Wie verbreitet ist Bloggen in der arabischen Welt?

Muhammad Ali Abdallah: Viel hängt von dem Grad der Meinungsfreiheit in den Medien ab. Im Libanon gibt es kaum Politblogs, weil man sich noch in der Presse äußern kann. Das aber ist eine Ausnahme in der arabischen Welt. Die meisten Aktivitäten herrschen in Ägypten mit 80.000 Blogs. Gemessen daran, dass es sich um eine Diktatur handelt, prangern sie relativ offen die Korruption an, aber auch die sexuelle Belästigung von Frauen – ein massives Problem der ägyptischen Gesellschaft, das die Regierung gerne ignoriert. Zu verdanken ist diese Offenheit vor allem dem Umstand, dass der ägyptische Geheimdienst bei weitem nicht so präsent ist wie der syrische. Dort ist die Lage am schlimmsten. Dort und in Tunesien.

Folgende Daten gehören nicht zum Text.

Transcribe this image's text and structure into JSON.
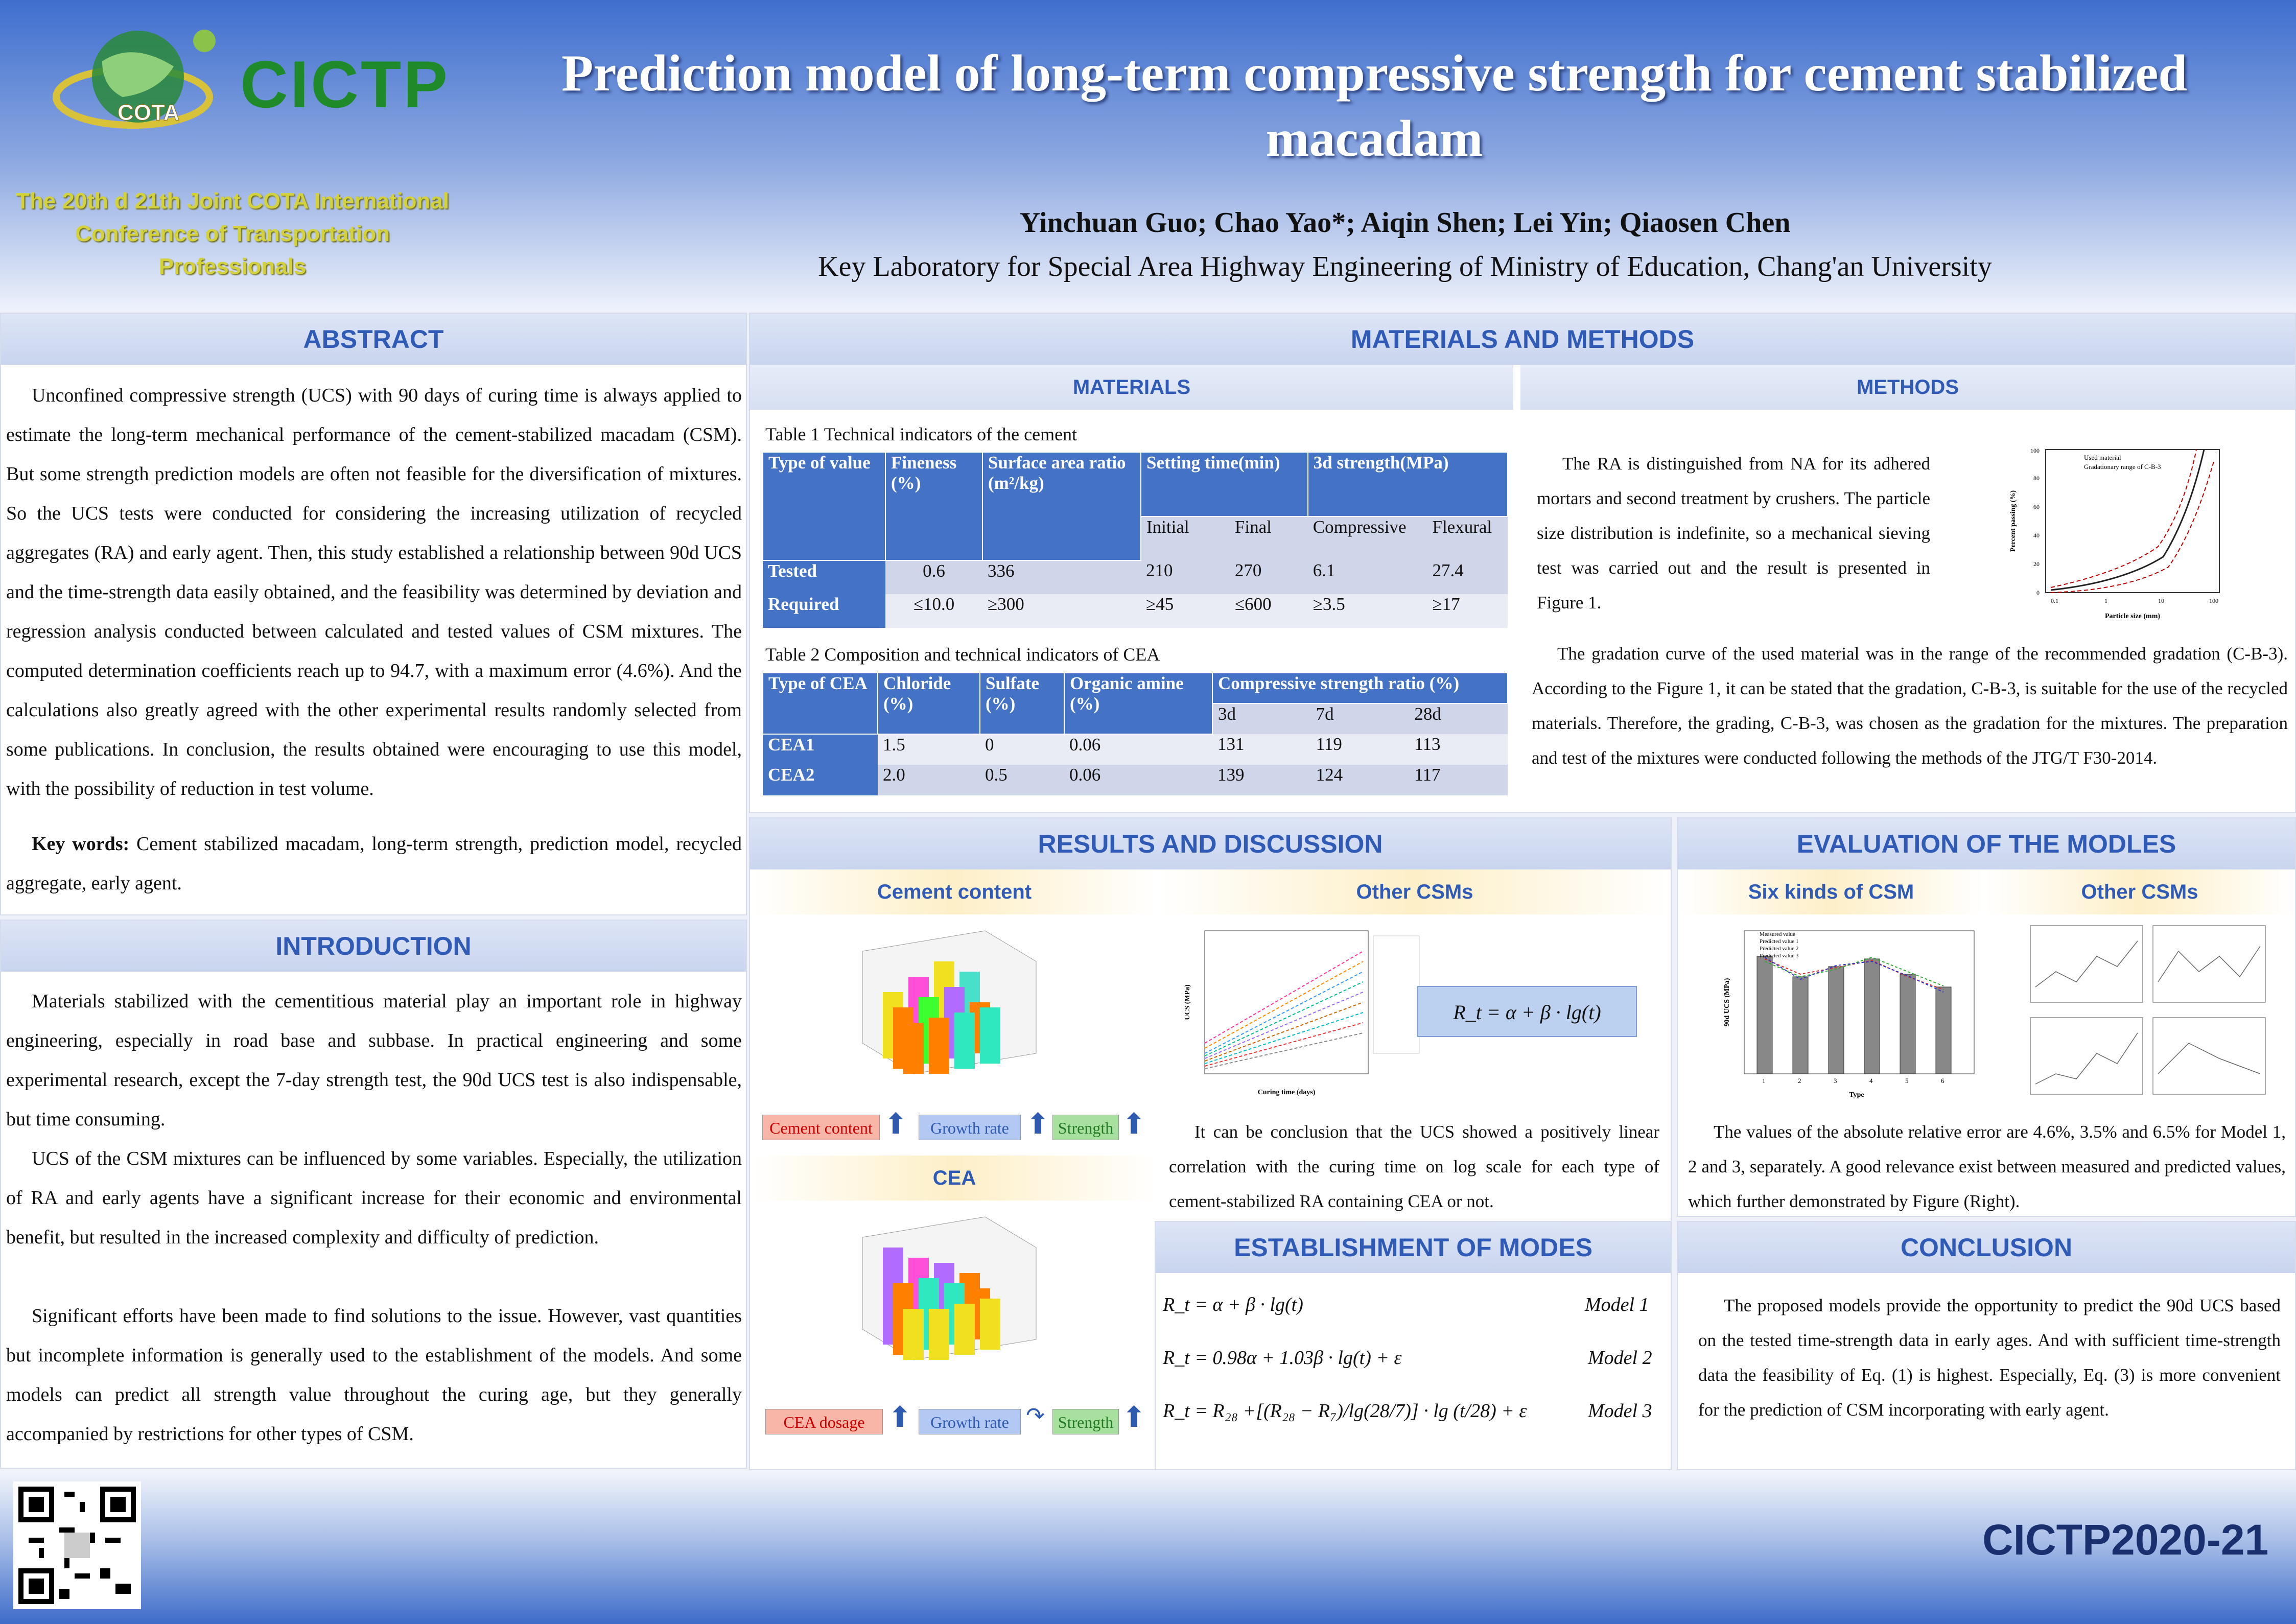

Wie gehen Syrien und Tunesien mit den Bloggern um?

Muhammad Ali Abdallah: Blogger sind in allen arabischen Diktaturen von Repressionen bedroht. Aber in diesen beiden Ländern erwarten sie neben der Schließung ihrer Seiten Haftstrafen von bis zu sieben Jahren. Viel hängt aber auch von der Gegenwehr ab. Als in Syrien Facebook verboten wurde, gab es so gut wie keinen Aufschrei, wohingegen anlässlich des gleichen Verbots in Tunesien 30.000 Aktivisten zum Boykott des von der Regierung bereitgestellten Servers aufriefen.

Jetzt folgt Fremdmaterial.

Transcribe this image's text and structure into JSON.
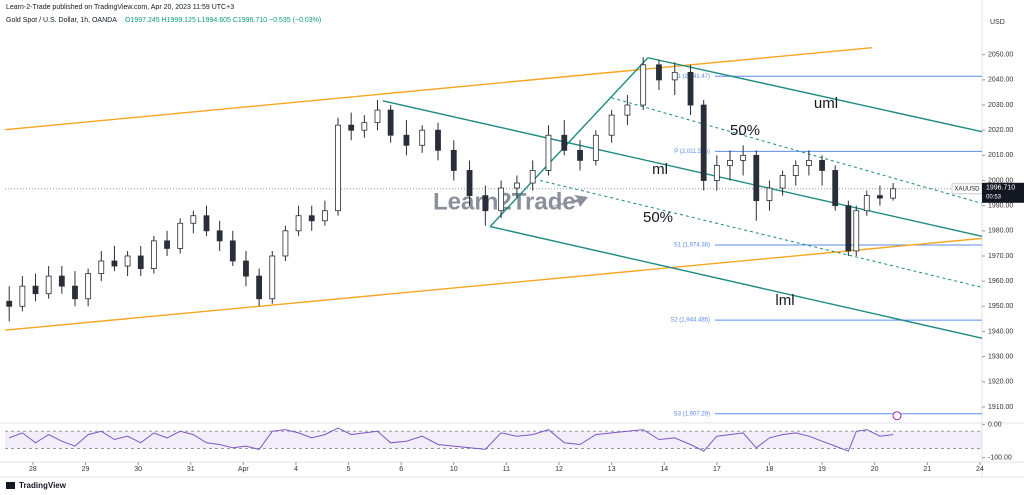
{
  "header": {
    "publisher": "Learn-2-Trade published on TradingView.com, Apr 20, 2023 11:59 UTC+3",
    "symbol": "Gold Spot / U.S. Dollar, 1h, OANDA",
    "ohlc": "O1997.245 H1999.125 L1994.605 C1996.710 −0.535 (−0.03%)"
  },
  "footer": "TradingView",
  "chart_data": {
    "type": "candlestick",
    "currency": "USD",
    "watermark": "Learn2Trade",
    "x": [
      -0.45,
      -0.2,
      0.05,
      0.3,
      0.55,
      0.8,
      1.05,
      1.3,
      1.55,
      1.8,
      2.05,
      2.3,
      2.55,
      2.8,
      3.05,
      3.3,
      3.55,
      3.8,
      4.05,
      4.3,
      4.55,
      4.8,
      5.05,
      5.3,
      5.55,
      5.8,
      6.05,
      6.3,
      6.55,
      6.8,
      7.1,
      7.4,
      7.7,
      8.0,
      8.3,
      8.6,
      8.9,
      9.2,
      9.5,
      9.8,
      10.1,
      10.4,
      10.7,
      11.0,
      11.3,
      11.6,
      11.9,
      12.2,
      12.5,
      12.75,
      13.0,
      13.25,
      13.5,
      13.75,
      14.0,
      14.25,
      14.5,
      14.75,
      15.0,
      15.25,
      15.5,
      15.65,
      15.85,
      16.1,
      16.35
    ],
    "open": [
      1952,
      1950,
      1958,
      1955,
      1962,
      1958,
      1953,
      1963,
      1968,
      1966,
      1970,
      1965,
      1976,
      1973,
      1983,
      1986,
      1980,
      1976,
      1968,
      1962,
      1953,
      1970,
      1980,
      1986,
      1984,
      1988,
      2022,
      2020,
      2023,
      2028,
      2018,
      2014,
      2020,
      2012,
      2004,
      1994,
      1988,
      1997,
      1999,
      2004,
      2018,
      2012,
      2008,
      2018,
      2026,
      2030,
      2046,
      2040,
      2043,
      2030,
      2000,
      2006,
      2008,
      2010,
      1992,
      1997,
      2002,
      2006,
      2008,
      2004,
      1990,
      1972,
      1988,
      1994,
      1993
    ],
    "high": [
      1958,
      1962,
      1963,
      1966,
      1966,
      1964,
      1965,
      1972,
      1974,
      1972,
      1974,
      1978,
      1980,
      1985,
      1988,
      1990,
      1984,
      1980,
      1972,
      1965,
      1972,
      1982,
      1990,
      1990,
      1992,
      2025,
      2027,
      2026,
      2032,
      2030,
      2024,
      2022,
      2023,
      2016,
      2008,
      1998,
      2000,
      2002,
      2008,
      2022,
      2024,
      2016,
      2020,
      2028,
      2034,
      2049,
      2048,
      2047,
      2046,
      2032,
      2010,
      2012,
      2014,
      2012,
      2000,
      2004,
      2008,
      2012,
      2010,
      2006,
      1992,
      1990,
      1996,
      1998,
      1999
    ],
    "low": [
      1944,
      1948,
      1952,
      1953,
      1955,
      1950,
      1950,
      1960,
      1964,
      1962,
      1962,
      1963,
      1970,
      1971,
      1979,
      1978,
      1972,
      1966,
      1958,
      1950,
      1951,
      1968,
      1978,
      1980,
      1982,
      1986,
      2016,
      2017,
      2020,
      2015,
      2010,
      2011,
      2008,
      2000,
      1990,
      1982,
      1985,
      1993,
      1996,
      2002,
      2010,
      2004,
      2006,
      2015,
      2022,
      2028,
      2036,
      2034,
      2026,
      1996,
      1996,
      2000,
      2002,
      1984,
      1988,
      1994,
      1998,
      2002,
      1998,
      1988,
      1970,
      1970,
      1986,
      1990,
      1992
    ],
    "close": [
      1950,
      1958,
      1955,
      1962,
      1958,
      1953,
      1963,
      1968,
      1966,
      1970,
      1965,
      1976,
      1973,
      1983,
      1986,
      1980,
      1976,
      1968,
      1962,
      1953,
      1970,
      1980,
      1986,
      1984,
      1988,
      2022,
      2020,
      2023,
      2028,
      2018,
      2014,
      2020,
      2012,
      2004,
      1994,
      1988,
      1997,
      1999,
      2004,
      2018,
      2012,
      2008,
      2018,
      2026,
      2030,
      2046,
      2040,
      2043,
      2030,
      2000,
      2006,
      2008,
      2010,
      1992,
      1997,
      2002,
      2006,
      2008,
      2004,
      1990,
      1972,
      1988,
      1994,
      1993,
      1996.71
    ],
    "xlim": [
      -0.53,
      18.04
    ],
    "xticks": [
      {
        "value": 0,
        "label": "28"
      },
      {
        "value": 1,
        "label": "29"
      },
      {
        "value": 2,
        "label": "30"
      },
      {
        "value": 3,
        "label": "31"
      },
      {
        "value": 4,
        "label": "Apr"
      },
      {
        "value": 5,
        "label": "4"
      },
      {
        "value": 6,
        "label": "5"
      },
      {
        "value": 7,
        "label": "6"
      },
      {
        "value": 8,
        "label": "10"
      },
      {
        "value": 9,
        "label": "11"
      },
      {
        "value": 10,
        "label": "12"
      },
      {
        "value": 11,
        "label": "13"
      },
      {
        "value": 12,
        "label": "14"
      },
      {
        "value": 13,
        "label": "17"
      },
      {
        "value": 14,
        "label": "18"
      },
      {
        "value": 15,
        "label": "19"
      },
      {
        "value": 16,
        "label": "20"
      },
      {
        "value": 17,
        "label": "21"
      },
      {
        "value": 18,
        "label": "24"
      }
    ],
    "ylim": [
      1904,
      2065
    ],
    "yticks": [
      {
        "value": 1910,
        "label": "1910.00"
      },
      {
        "value": 1920,
        "label": "1920.00"
      },
      {
        "value": 1930,
        "label": "1930.00"
      },
      {
        "value": 1940,
        "label": "1940.00"
      },
      {
        "value": 1950,
        "label": "1950.00"
      },
      {
        "value": 1960,
        "label": "1960.00"
      },
      {
        "value": 1970,
        "label": "1970.00"
      },
      {
        "value": 1980,
        "label": "1980.00"
      },
      {
        "value": 1990,
        "label": "1990.00"
      },
      {
        "value": 2000,
        "label": "2000.00"
      },
      {
        "value": 2010,
        "label": "2010.00"
      },
      {
        "value": 2020,
        "label": "2020.00"
      },
      {
        "value": 2030,
        "label": "2030.00"
      },
      {
        "value": 2040,
        "label": "2040.00"
      },
      {
        "value": 2050,
        "label": "2050.00"
      }
    ],
    "up_color": "#ffffff",
    "down_color": "#2a2e39",
    "last_price": {
      "symbol": "XAUUSD",
      "value": 1996.71,
      "label": "1996.710",
      "countdown": "00:53"
    },
    "levels": [
      {
        "label": "R1 (2,041.47)",
        "value": 2041.47
      },
      {
        "label": "P (2,011.575)",
        "value": 2011.575
      },
      {
        "label": "S1 (1,974.38)",
        "value": 1974.38
      },
      {
        "label": "S2 (1,944.485)",
        "value": 1944.485
      },
      {
        "label": "S3 (1,907.29)",
        "value": 1907.29
      }
    ],
    "level_color": "#5b8def",
    "lines": [
      {
        "color": "#f5a623",
        "points": [
          [
            -0.53,
            2020.2
          ],
          [
            15.95,
            2052.8
          ]
        ]
      },
      {
        "color": "#f5a623",
        "points": [
          [
            -0.53,
            1940.5
          ],
          [
            18.04,
            1977.0
          ]
        ]
      },
      {
        "color": "#1b8a80",
        "points": [
          [
            6.65,
            2031.7
          ],
          [
            18.04,
            1977.8
          ]
        ]
      },
      {
        "color": "#1b8a80",
        "points": [
          [
            11.69,
            2048.8
          ],
          [
            18.04,
            2019.4
          ]
        ]
      },
      {
        "color": "#1b8a80",
        "points": [
          [
            8.69,
            1981.7
          ],
          [
            18.04,
            1937.3
          ]
        ]
      },
      {
        "color": "#1b8a80",
        "points": [
          [
            8.69,
            1981.7
          ],
          [
            11.69,
            2048.8
          ]
        ]
      },
      {
        "color": "#1b8a80",
        "dash": true,
        "points": [
          [
            11.0,
            2032.9
          ],
          [
            18.04,
            1990.9
          ]
        ]
      },
      {
        "color": "#1b8a80",
        "dash": true,
        "points": [
          [
            9.64,
            2000.0
          ],
          [
            18.04,
            1957.5
          ]
        ]
      }
    ],
    "annotations": [
      "uml",
      "ml",
      "lml",
      "50%",
      "50%"
    ],
    "oscillator": {
      "ylim": [
        -110,
        2
      ],
      "yticks": [
        {
          "value": 0,
          "label": "0.00"
        },
        {
          "value": -100,
          "label": "-100.00"
        }
      ],
      "band": [
        -20,
        -72
      ],
      "color": "#7e57c2",
      "values": [
        -40,
        -25,
        -55,
        -30,
        -50,
        -65,
        -30,
        -20,
        -45,
        -35,
        -55,
        -25,
        -40,
        -20,
        -30,
        -55,
        -60,
        -70,
        -65,
        -75,
        -20,
        -15,
        -25,
        -40,
        -30,
        -10,
        -30,
        -25,
        -20,
        -55,
        -50,
        -35,
        -60,
        -65,
        -70,
        -75,
        -25,
        -35,
        -30,
        -15,
        -55,
        -60,
        -30,
        -25,
        -20,
        -15,
        -45,
        -40,
        -60,
        -80,
        -35,
        -30,
        -25,
        -70,
        -40,
        -30,
        -25,
        -35,
        -50,
        -65,
        -80,
        -20,
        -15,
        -35,
        -30
      ]
    }
  }
}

Nach nur wenigen Tagen wurde das Facebook-Verbot dort aufgehoben. Allerdings sind die tunesischen Behörden technologisch gewiefter und ihre Methoden, Seiten zu blockieren, cleverer als die der Syrer. Dort kann man mit einem Proxy-Server schnell Blockaden knacken. Das wissen die Behörden zwar, aber sie sind machtlos, weil sie nicht auch noch die offizielle Proxy-Server-Seite sperren können. Zugleich investiert Syrien viel Geld in den Einkauf ausgereifter Technologie zu Spionagezwecken. Zuletzt war es in 2006 ein Server aus Spanien, der nach Syrien verschickte E-Mails mittels Schlüsselwörtern filtert und auf einer Festplatte der Regierung speichert. Offiziell geht all dies unter dem Motto „Krieg gegen den Terror“. Inoffiziell aber wissen alle, was läuft.

Mitunter hat man den Eindruck, dass sich der Einsatz neuer Technologie-Tools in arabischen Gesellschaften weit schneller als in europäischen etabliert, wo viele weder Facebook noch Skype kennen, geschweige denn nützen.

Muhammad Ali Abdallah: Wo Meinungsfreiheit herrscht, sucht man weniger verkrampft nach neuen Mitteilungswegen. Außerdem lernen die arabischen Blogger voneinander. In Tunis wurde beispielsweise eine Luftaufnahme des Präsidentenpalais – an sich schon ein Tabu - mit einer fiktiven Landkarte von Orten umsäumt, an denen sich ehemalige Inhaftierte und Menschenrechtsaktivisten symbolisch aufhalten. Diese haben in Einzeleinspielungen von ihren Erlebnissen berichtet.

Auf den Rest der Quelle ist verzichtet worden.